Нам ничего неизвестно о реальном поведении материальных носителей при письме у Лейриса («корежилась <ли> бумага»), но из той экспедиции по рубрике сакрального (оно же святотатственное) может пройти разве что поведение участников экспедиции, оскверняющих религиозные сооружения на своем пути[1022]

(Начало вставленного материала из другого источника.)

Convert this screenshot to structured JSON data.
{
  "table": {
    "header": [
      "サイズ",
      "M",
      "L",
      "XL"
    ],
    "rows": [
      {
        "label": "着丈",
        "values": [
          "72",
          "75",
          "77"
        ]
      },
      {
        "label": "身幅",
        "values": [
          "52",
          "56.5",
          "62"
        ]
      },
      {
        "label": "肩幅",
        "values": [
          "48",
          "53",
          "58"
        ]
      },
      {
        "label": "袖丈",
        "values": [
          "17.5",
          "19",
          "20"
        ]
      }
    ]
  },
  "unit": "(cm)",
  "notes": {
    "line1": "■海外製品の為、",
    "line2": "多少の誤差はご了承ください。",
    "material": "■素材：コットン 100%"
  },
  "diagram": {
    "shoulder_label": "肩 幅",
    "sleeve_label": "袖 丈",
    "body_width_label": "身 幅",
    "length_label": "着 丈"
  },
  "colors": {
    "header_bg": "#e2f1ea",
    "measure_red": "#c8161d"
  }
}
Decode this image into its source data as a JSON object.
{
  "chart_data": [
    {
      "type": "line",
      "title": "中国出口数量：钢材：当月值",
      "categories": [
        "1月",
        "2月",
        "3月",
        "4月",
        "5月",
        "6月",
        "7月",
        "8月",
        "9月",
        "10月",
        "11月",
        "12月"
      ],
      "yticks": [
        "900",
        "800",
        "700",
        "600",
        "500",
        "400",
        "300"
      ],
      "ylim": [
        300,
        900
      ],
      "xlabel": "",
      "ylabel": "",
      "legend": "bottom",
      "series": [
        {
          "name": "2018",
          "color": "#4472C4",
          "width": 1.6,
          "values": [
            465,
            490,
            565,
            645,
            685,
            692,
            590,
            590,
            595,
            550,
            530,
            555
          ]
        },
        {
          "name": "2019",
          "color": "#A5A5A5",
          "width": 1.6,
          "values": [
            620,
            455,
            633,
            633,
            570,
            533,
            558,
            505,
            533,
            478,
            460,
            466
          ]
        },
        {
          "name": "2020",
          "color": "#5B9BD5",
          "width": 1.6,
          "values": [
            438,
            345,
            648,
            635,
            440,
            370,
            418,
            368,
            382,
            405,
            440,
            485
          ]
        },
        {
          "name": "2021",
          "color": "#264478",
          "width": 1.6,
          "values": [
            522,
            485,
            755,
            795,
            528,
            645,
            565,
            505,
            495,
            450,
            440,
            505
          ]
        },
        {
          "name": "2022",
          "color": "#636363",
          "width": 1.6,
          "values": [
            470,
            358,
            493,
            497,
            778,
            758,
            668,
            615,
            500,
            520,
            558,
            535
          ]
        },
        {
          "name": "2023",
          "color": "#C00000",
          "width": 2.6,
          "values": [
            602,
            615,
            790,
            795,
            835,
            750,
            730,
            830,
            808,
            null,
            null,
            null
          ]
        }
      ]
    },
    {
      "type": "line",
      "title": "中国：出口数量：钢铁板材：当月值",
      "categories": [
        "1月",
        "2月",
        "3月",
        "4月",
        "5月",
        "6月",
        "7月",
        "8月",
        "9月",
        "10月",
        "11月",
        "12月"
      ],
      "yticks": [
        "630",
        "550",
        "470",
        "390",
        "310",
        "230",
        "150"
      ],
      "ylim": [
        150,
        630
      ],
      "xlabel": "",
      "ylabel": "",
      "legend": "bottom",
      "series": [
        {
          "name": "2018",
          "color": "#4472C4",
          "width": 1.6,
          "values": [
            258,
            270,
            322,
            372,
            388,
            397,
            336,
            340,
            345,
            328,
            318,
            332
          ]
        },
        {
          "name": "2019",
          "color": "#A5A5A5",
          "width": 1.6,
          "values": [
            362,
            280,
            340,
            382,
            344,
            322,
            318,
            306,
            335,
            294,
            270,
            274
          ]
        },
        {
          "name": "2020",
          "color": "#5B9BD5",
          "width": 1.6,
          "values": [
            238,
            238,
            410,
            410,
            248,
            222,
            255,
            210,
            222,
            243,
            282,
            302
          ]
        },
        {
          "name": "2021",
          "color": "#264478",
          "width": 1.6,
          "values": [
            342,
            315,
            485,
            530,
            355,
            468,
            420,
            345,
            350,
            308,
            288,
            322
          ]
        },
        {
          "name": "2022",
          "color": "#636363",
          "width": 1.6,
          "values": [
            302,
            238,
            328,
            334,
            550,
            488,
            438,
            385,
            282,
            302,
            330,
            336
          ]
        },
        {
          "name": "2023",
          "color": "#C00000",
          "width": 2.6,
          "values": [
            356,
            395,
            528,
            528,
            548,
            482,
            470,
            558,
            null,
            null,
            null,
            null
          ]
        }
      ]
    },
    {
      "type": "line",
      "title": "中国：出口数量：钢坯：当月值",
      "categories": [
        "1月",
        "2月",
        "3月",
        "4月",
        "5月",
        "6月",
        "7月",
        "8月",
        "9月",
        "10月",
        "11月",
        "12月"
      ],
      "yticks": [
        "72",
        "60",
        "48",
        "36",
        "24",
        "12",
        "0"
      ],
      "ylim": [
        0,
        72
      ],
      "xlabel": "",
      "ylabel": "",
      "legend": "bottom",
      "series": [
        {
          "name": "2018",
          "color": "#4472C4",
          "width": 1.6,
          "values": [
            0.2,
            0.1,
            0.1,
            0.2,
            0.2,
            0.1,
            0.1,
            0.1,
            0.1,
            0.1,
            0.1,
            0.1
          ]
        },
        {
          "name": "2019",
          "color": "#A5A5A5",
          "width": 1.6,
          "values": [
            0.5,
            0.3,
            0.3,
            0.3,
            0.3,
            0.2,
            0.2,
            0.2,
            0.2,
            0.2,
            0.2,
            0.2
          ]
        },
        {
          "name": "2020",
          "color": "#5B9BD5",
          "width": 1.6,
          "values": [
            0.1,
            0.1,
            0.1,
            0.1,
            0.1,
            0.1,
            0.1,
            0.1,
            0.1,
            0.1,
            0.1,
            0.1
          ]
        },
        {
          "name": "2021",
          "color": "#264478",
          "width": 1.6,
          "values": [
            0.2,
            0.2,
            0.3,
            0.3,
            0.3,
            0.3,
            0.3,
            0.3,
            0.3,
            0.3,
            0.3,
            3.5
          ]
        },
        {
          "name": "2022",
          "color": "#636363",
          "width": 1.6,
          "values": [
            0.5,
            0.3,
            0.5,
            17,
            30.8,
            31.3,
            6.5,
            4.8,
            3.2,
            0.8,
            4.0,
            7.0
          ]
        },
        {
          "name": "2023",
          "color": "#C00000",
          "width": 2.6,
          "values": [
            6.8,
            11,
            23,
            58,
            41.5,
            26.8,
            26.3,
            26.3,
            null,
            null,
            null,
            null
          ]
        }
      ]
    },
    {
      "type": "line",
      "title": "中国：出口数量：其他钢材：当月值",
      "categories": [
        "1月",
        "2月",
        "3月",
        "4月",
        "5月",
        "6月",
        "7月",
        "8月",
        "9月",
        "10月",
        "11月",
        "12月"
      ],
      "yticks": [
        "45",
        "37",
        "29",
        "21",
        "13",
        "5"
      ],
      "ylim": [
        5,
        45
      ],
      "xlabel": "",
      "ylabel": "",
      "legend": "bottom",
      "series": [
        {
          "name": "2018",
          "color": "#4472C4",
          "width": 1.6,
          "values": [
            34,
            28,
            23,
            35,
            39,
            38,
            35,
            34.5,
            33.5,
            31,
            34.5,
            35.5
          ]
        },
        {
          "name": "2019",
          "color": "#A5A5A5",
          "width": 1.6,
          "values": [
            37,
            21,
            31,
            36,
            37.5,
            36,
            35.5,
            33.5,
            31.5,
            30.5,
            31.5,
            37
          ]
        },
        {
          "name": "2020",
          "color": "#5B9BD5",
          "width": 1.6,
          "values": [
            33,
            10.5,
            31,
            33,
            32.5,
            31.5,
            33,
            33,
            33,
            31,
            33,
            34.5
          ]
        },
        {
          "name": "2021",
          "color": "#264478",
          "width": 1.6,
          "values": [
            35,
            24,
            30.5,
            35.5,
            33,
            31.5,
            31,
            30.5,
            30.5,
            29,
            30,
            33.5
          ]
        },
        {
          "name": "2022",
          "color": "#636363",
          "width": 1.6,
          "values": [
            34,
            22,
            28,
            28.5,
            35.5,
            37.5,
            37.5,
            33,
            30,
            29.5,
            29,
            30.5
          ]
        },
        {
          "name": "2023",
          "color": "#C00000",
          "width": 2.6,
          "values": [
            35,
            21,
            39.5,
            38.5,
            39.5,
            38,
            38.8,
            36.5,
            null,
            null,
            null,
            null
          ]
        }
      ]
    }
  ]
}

. Авторы «очерков, правдивых как рефлекс», как было показано, ставят физиологические эксперименты скорее над самими собой, формалист – позволяет технике «обрабатывать» себя[1023], но участник экспедиции, защищенный французской колониальной властью, направляет свое огненное перо на встречаемые на пути чужие объекты и культуры.Всякий объект далекой культуры (или своей собственной, отдаленной во времени) подвергается деконтекстуализации и не только свидетельствует о своей культурной эпохе/среде, но и несет следы вторгающейся культуры. В случае Лейриса бумага терпит не столько этнографическое, сколько автоэтнографическое
письмо, демонстрирующее следы интеллектуальной траектории автора. Как друг многих художников-сюрреалистов, он оказывается чувствителен не столько к документальному материалу, сколько к художественной и даже колониальной логике objet trouvé, всегда подающего автора как оригинального и находчивого человека[1024].Такое продолжение древней французской традиции размывания границ
между жанрами тоже вполне можно назвать колониальным. Если в (после)революционном сознании формалиста жанры с периферии диалектически движутся к центру и постепенно занимают его (кто был никем, тот становится всем)[1025], то в республиканской столице скорее принято поддерживать коммерцию идей по всем возможным направлениям (négociation) – как в науке, так и в литературе, не обращая внимания на границы автономий, всегда формальные и преодолимые для жителя метрополии. От Монтеня до Руссо, не исключая Монтескье, философская рефлексия, интерес к экзотическому и возвращение к себе всегда были пунктами одной увлекательной экспедиции, проходившей в основном за письменным столом.Однако перед тем как восторгаться завоеваниями духа, взглянем, следуя совету Беньямина, на то, как именно французский этносюрреалист пребывает в производственных отношениях эпохи. Трансформирует
ли он аппарат искусства/науки или только «поставляет» его?[1026] Впрочем, можно сразу заметить, что необходимо трансформировать и сам этот вопрос, поскольку на месте слишком немецкого и технического «аппарата» появляется французский и, скорее, институциональный «диспозитив»[1027]. Если автор-как-этнолог[1028] и меняет что-то в ходе своей работы письма, то прежде всего демаркацию между полями науки и литературы. Тогда как за жанровой традицией немецкий ум всегда видит в конечном счете медиатехнический субстрат (и его прогресс, регресс или игнорирование), для французского ума жанр – это прежде всего традиция институциональной принадлежности и коррелирующий с ней тип поведения на письме.Примечательным фактом именно институциональной истории можно назвать, что все первое поколение французских этнологов, формировавшееся при непосредственном участии Мосса в 1920–1930-е и отправлявшееся в экспедиции до начала войны, возвращалось не только с этнографическим трудом, но еще и с так называемой «второй книгой»[1029]
– произведением скорее литературным или, во всяком случае, не подчиняющимся канонической форме научной монографии. (Во Франции канон такой монографии был сформирован Моссом, гибридизировавшим англо-американский жанр ethnographic account с французской традицией «позитивистской» истории[1030].) Более того, с ними со всеми не только случалась эта загадочная «вторая книга» по возвращении, но они уже отправлялись в экспедицию с этой моделью двойственного институционального характера своего путешествия и планируемых письменных отправлений[1031]. Случай Лейриса оказывается не уникальным, но только наиболее выразительным – «Призрачная Африка», «вторая книга», выходит первой и несколько лет остается единственной публикаций автора-как-этнолога.